Il giudice, al termine dell’udienza preliminare, ha rinviato a giudizio C.Z., 54 anni di Lecce, con le accuse di stalking, maltrattamenti e lesioni.

Finisce sotto processo per avere, sotto effetto di cocaina, maltrattato la convivente alla presenza dei figli minorenni, accecato dalla gelosia. Il gup Michele Toriello, al termine dell’udienza preliminare, ha rinviato a giudizio C.Z., 54 anni di Lecce, per le accuse di stalking, maltrattamenti e lesioni.

La prima udienza del processo è fissata per il 20 ottobre, dinanzi al giudice monocratico Bianca Maria Todaro. L’imputato è difeso dall’avvocato Massimiliano Petrachi. La ex compagna si è costituita parte civile con l’avvocato Fabrizio Pisanello.

Le indagini hanno preso il via dalla denuncia della donna. Secondo l’accusa, C.Z. l’aggrediva colpendola con schiaffi al volto, nonché minacciandola di morte, proferendole varie ingiurie e le controllava il telefono, accertava tutti i suoi spostamenti e qualsiasi frequentazione. In una circostanza, nel 2017, le sferrava due violenti schiaffi al volto, le lanciava contro una bottiglia d’acqua e la sputava in faccia.

Nel giugno 2019, invece, aggrediva un suo collega di lavoro, schiaffeggiandolo, convinto che le avesse toccato il seno. Analogo episodio di violenza si ripeteva il 2 agosto, allorquando colpiva la compagna con una testata al volto provocandole lesioni personali consistite in “trauma contusivo seno frontale”.
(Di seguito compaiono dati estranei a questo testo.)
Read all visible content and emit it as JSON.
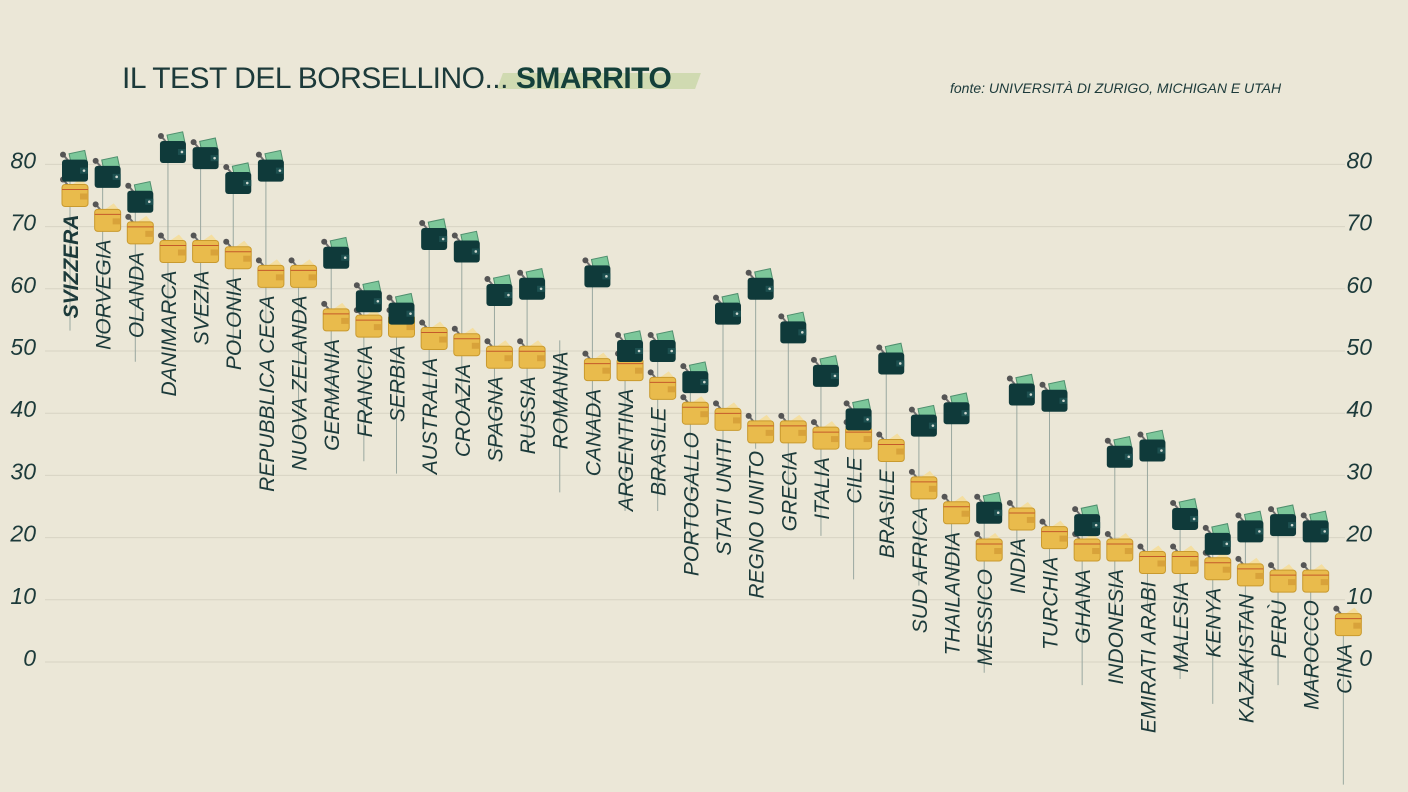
{
  "title": {
    "main": "IL TEST DEL BORSELLINO...",
    "highlight": "SMARRITO"
  },
  "source": "fonte: UNIVERSITÀ DI ZURIGO, MICHIGAN E UTAH",
  "colors": {
    "background": "#ebe7d7",
    "wallet_money": "#0f3a3a",
    "wallet_empty": "#e9bb4c",
    "bill": "#7cc79a",
    "text": "#1c3a3a",
    "grid": "#d7d3c3"
  },
  "icons": {
    "series_money": "wallet-with-cash-icon",
    "series_empty": "yellow-wallet-icon"
  },
  "chart_data": {
    "type": "scatter",
    "ylim": [
      0,
      80
    ],
    "yticks": [
      0,
      10,
      20,
      30,
      40,
      50,
      60,
      70,
      80
    ],
    "grid": true,
    "categories": [
      "SVIZZERA",
      "NORVEGIA",
      "OLANDA",
      "DANIMARCA",
      "SVEZIA",
      "POLONIA",
      "REPUBBLICA CECA",
      "NUOVA ZELANDA",
      "GERMANIA",
      "FRANCIA",
      "SERBIA",
      "AUSTRALIA",
      "CROAZIA",
      "SPAGNA",
      "RUSSIA",
      "ROMANIA",
      "CANADA",
      "ARGENTINA",
      "BRASILE",
      "PORTOGALLO",
      "STATI UNITI",
      "REGNO UNITO",
      "GRECIA",
      "ITALIA",
      "CILE",
      "BRASILE",
      "SUD AFRICA",
      "THAILANDIA",
      "MESSICO",
      "INDIA",
      "TURCHIA",
      "GHANA",
      "INDONESIA",
      "EMIRATI ARABI",
      "MALESIA",
      "KENYA",
      "KAZAKISTAN",
      "PERÙ",
      "MAROCCO",
      "CINA"
    ],
    "series": [
      {
        "key": "money",
        "values": [
          79,
          78,
          74,
          82,
          81,
          77,
          79,
          null,
          65,
          58,
          56,
          68,
          66,
          59,
          60,
          null,
          62,
          50,
          50,
          45,
          56,
          60,
          53,
          46,
          39,
          48,
          38,
          40,
          24,
          43,
          42,
          22,
          33,
          34,
          23,
          19,
          21,
          22,
          21,
          null
        ]
      },
      {
        "key": "empty",
        "values": [
          75,
          71,
          69,
          66,
          66,
          65,
          62,
          62,
          55,
          54,
          54,
          52,
          51,
          49,
          49,
          null,
          47,
          47,
          44,
          40,
          39,
          37,
          37,
          36,
          36,
          34,
          28,
          24,
          18,
          23,
          20,
          18,
          18,
          16,
          16,
          15,
          14,
          13,
          13,
          6
        ]
      }
    ]
  }
}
Dopo la decisione di lasciare il compagno sarebbero iniziati gli atti persecutori. Nel mese di ottobre 2019 dapprima l’uomo la minacciava dicendole che sarebbe tornato sul posto di lavoro “per fare casino” se non si fosse presentata presso la vecchia comune abitazione per parlare e avendola così convinta, subito dopo, la costringeva a non allontanarsi, mentre faceva uso di cocaina.

E in data 13 ottobre, all’interno di un bar, la afferrava per il braccio e la costringeva ad uscire fuori, accusandola di avere relazioni con altri uomini e di prostituirsi. Subito dopo, con violenza, le tirava la borsa sottraendole il telefono cellulare per poi procedere all’analisi sia delle telefonate che dei messaggi. Nella medesima circostanza la minacciava di morte proferendo con testuali parole “ti faccio male…ti devo sparare”, tanto da costringere la donna a richiedere l’intervento di una pattuglia della Polizia Locale che transitava nelle vicinanze.